As I write this column, it is nine seconds past 10:30 a.m. and the temperature near my computer keyboard is a balmy 72 degrees Fahrenheit. Yep, I can tell that just from looking at the watch my wife bought me.

She obviously understands men. How else would she realize how important it is for me to know that, right at this moment, I am at 5,536 feet altitude, with a barometric pressure of 827 hPa? After extensive research (which consisted of looking up hPa on the Internet because reading the manual on my watch wouldn't have been a technological enough thing to do), I discovered that an hPa is a hectopascal, which is the same as a millibar, and there are 0.02953 of them in an inch of mercury.

Yep, I'm pretty sure that means there's some weather outside. In fact, I just may go out there and look at lunchtime. But that's beside the point.

We've come a long way since the first LCD watches were introduced. Remember those? They cost hundreds of dollars, and all they could do was tell the time. Nowadays, even the watches you get free with your Happy Meal have lap timers, stopwatches, calendars, and the ability to solve simple differential equations.

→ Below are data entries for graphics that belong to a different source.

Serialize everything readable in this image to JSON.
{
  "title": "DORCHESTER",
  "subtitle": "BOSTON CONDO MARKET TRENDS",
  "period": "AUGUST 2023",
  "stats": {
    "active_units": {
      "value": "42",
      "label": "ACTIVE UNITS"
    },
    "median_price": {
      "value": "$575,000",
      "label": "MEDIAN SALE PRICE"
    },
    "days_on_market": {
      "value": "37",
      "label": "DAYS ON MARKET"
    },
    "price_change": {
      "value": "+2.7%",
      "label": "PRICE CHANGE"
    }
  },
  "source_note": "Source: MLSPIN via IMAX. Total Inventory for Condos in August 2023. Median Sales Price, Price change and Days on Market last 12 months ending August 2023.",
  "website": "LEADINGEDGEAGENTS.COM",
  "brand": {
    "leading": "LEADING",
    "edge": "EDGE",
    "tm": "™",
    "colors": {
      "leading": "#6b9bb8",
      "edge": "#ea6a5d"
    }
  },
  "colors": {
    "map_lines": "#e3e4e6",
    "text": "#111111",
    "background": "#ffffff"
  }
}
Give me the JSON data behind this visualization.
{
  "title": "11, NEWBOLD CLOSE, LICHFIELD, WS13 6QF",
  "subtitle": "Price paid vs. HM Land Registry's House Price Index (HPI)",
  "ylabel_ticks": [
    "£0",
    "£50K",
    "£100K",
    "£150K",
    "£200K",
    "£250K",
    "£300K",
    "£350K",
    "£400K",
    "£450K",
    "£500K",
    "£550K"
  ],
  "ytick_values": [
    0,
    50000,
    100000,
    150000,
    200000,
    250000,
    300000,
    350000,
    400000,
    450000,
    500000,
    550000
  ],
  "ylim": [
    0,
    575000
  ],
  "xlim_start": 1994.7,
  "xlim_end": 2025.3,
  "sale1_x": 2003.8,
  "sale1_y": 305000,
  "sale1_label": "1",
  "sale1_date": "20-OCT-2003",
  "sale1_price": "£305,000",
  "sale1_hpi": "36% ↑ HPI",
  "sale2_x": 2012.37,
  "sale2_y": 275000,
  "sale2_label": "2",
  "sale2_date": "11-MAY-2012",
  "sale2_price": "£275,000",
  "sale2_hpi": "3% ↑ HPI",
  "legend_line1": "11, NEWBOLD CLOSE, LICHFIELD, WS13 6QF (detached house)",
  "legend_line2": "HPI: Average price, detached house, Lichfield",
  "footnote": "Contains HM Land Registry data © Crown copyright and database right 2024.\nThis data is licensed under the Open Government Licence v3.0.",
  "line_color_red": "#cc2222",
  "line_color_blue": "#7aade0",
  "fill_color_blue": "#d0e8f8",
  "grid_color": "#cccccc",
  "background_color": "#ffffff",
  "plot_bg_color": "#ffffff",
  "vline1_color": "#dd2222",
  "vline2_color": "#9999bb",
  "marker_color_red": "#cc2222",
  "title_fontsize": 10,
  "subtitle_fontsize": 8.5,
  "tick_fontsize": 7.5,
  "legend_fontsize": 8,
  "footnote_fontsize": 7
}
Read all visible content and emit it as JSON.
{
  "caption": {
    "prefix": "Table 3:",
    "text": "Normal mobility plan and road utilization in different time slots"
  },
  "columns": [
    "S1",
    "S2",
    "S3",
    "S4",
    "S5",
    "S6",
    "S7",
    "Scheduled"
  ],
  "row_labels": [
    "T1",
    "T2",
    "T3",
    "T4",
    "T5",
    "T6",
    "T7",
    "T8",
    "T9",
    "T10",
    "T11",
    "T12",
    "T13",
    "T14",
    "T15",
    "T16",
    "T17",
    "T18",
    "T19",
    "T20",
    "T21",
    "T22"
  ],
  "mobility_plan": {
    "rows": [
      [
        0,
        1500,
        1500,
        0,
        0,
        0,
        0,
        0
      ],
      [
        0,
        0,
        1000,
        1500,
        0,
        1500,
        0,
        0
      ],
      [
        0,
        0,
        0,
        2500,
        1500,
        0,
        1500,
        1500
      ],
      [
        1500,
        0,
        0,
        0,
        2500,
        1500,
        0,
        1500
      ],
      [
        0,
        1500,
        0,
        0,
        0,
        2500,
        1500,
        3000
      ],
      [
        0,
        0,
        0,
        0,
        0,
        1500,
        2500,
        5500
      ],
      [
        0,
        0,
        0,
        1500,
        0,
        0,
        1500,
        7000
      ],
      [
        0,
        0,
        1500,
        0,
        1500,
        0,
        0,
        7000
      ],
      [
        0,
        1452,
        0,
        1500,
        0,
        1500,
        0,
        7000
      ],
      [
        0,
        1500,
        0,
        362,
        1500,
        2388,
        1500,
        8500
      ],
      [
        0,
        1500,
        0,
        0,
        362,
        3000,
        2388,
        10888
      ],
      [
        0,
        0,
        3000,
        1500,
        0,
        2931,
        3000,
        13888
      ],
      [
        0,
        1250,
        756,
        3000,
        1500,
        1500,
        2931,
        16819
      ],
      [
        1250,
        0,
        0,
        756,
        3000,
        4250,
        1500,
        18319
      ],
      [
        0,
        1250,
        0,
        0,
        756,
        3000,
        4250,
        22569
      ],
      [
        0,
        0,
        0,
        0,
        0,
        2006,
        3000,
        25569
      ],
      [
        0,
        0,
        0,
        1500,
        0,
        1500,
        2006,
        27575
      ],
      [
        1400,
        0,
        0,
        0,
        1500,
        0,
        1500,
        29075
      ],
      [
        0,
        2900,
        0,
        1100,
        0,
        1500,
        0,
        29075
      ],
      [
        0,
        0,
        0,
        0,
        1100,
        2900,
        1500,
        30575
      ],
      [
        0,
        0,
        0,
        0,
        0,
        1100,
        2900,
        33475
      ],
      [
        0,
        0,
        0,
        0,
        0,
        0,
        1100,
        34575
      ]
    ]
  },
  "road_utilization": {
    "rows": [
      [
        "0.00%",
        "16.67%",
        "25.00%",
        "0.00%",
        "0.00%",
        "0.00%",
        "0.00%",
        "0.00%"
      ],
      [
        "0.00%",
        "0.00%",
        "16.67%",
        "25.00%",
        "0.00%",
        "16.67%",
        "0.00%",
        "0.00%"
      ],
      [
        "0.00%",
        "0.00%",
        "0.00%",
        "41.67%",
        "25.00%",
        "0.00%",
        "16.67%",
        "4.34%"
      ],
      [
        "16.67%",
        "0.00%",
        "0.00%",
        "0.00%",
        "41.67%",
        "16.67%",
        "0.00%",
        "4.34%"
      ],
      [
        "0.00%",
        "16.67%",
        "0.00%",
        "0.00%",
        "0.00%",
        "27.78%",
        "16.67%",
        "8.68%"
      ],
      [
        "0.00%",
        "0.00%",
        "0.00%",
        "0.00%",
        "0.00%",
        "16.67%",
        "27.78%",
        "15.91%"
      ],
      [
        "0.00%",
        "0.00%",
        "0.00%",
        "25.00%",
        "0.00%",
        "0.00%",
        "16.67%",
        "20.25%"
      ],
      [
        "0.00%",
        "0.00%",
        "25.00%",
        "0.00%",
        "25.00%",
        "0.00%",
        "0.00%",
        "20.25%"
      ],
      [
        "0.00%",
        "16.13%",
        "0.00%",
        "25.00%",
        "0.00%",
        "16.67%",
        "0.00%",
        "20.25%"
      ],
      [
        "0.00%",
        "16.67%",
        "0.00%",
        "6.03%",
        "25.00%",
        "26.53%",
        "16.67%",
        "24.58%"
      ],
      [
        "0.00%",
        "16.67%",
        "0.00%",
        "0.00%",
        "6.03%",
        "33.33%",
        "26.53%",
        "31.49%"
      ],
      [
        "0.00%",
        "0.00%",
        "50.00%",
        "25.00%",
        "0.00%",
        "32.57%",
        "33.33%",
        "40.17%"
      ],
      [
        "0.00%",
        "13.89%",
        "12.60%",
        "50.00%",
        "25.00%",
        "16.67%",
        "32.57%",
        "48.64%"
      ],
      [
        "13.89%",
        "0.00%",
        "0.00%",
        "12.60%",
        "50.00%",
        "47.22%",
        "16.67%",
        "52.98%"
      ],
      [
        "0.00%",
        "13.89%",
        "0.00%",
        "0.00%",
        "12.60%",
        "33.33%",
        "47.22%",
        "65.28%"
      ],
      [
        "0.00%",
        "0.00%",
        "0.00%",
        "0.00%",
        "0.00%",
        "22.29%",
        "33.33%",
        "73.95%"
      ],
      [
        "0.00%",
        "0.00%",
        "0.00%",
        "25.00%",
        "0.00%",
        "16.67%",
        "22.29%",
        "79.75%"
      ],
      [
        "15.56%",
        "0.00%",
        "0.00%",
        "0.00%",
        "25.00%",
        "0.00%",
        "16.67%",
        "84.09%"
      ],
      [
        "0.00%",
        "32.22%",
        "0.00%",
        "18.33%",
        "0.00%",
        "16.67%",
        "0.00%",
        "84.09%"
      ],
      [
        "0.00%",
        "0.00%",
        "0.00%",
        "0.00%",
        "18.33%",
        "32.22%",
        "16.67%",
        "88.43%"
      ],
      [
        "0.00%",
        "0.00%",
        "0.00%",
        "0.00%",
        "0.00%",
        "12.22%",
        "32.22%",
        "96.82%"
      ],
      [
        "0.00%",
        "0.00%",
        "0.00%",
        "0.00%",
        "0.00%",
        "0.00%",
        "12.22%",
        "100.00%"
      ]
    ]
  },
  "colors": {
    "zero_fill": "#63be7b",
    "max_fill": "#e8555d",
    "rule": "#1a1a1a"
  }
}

The most important advance in timekeeping technology is the ability to know exactly what time it is. I'm not talking about within a minute or two. I'm talking about precision here.

Let's take my house, for example. We have approximately 673 clocks in our house. There are clocks on the oven, the microwave, the stereo, the VCR, and the bread maker. We have a grandfather clock, four wall clocks, at least 300 alarm clocks, clocks in our computers, and clocks in our cars. And none of them agree on the time.

"You're fifteen minutes late," I tell my daughter, pointing at the grandfather clock. "No, I'm ten minutes early," she says, pointing at the microwave.

Well, modern technology has solved this problem.

Back in the dark ages of the mid 1990s, this great country depended upon a time standard called the NIST-7, an atomic clock at the National Institute of Standards and Technology. Problem was, this clock had some reliability trouble. You see, every million years or so, it could gain or lose almost a tenth of a second. Disturbed by this horrible inaccuracy, Steve Jefferts and Dawn Meekhof of NIST designed and built the Cesium Fountain Atomic Clock, which can run for 20,000,000 years without gaining or losing a second. Now we're talking.

Any good watch and clock store will be pleased to sell you a watch that sets itself using radio broadcasts from the NIST. No longer do you have to worry about being a tenth of a second late for an appointment. Your watch will be right.

Of course, that's not good enough for NIST. They're now working on an optical clock that uses "an energy transition in a single trapped mercury ion." They believe it will be 1,000 times more accurate than the clock Steve and Dawn slaved over for four years.

But think about this a moment. How will they know? Can't you just picture a group of guys standing around at the NIST in a billion years saying, "Hey-this atomic clock is a second slower than the other one. Which one is right?"

I may be a few seconds slow now and then, but I am content and secure in the knowledge that the barometric pressure has dropped by a full hectopascal while I was writing this, which probably means that a hurricane is coming. Maybe I'll go read the users manual for my watch after all!

Gary D. Robson is a writer and technology consultant, and he missed his last deadline by four seconds because he doesn't have an atomic clock of his own yet.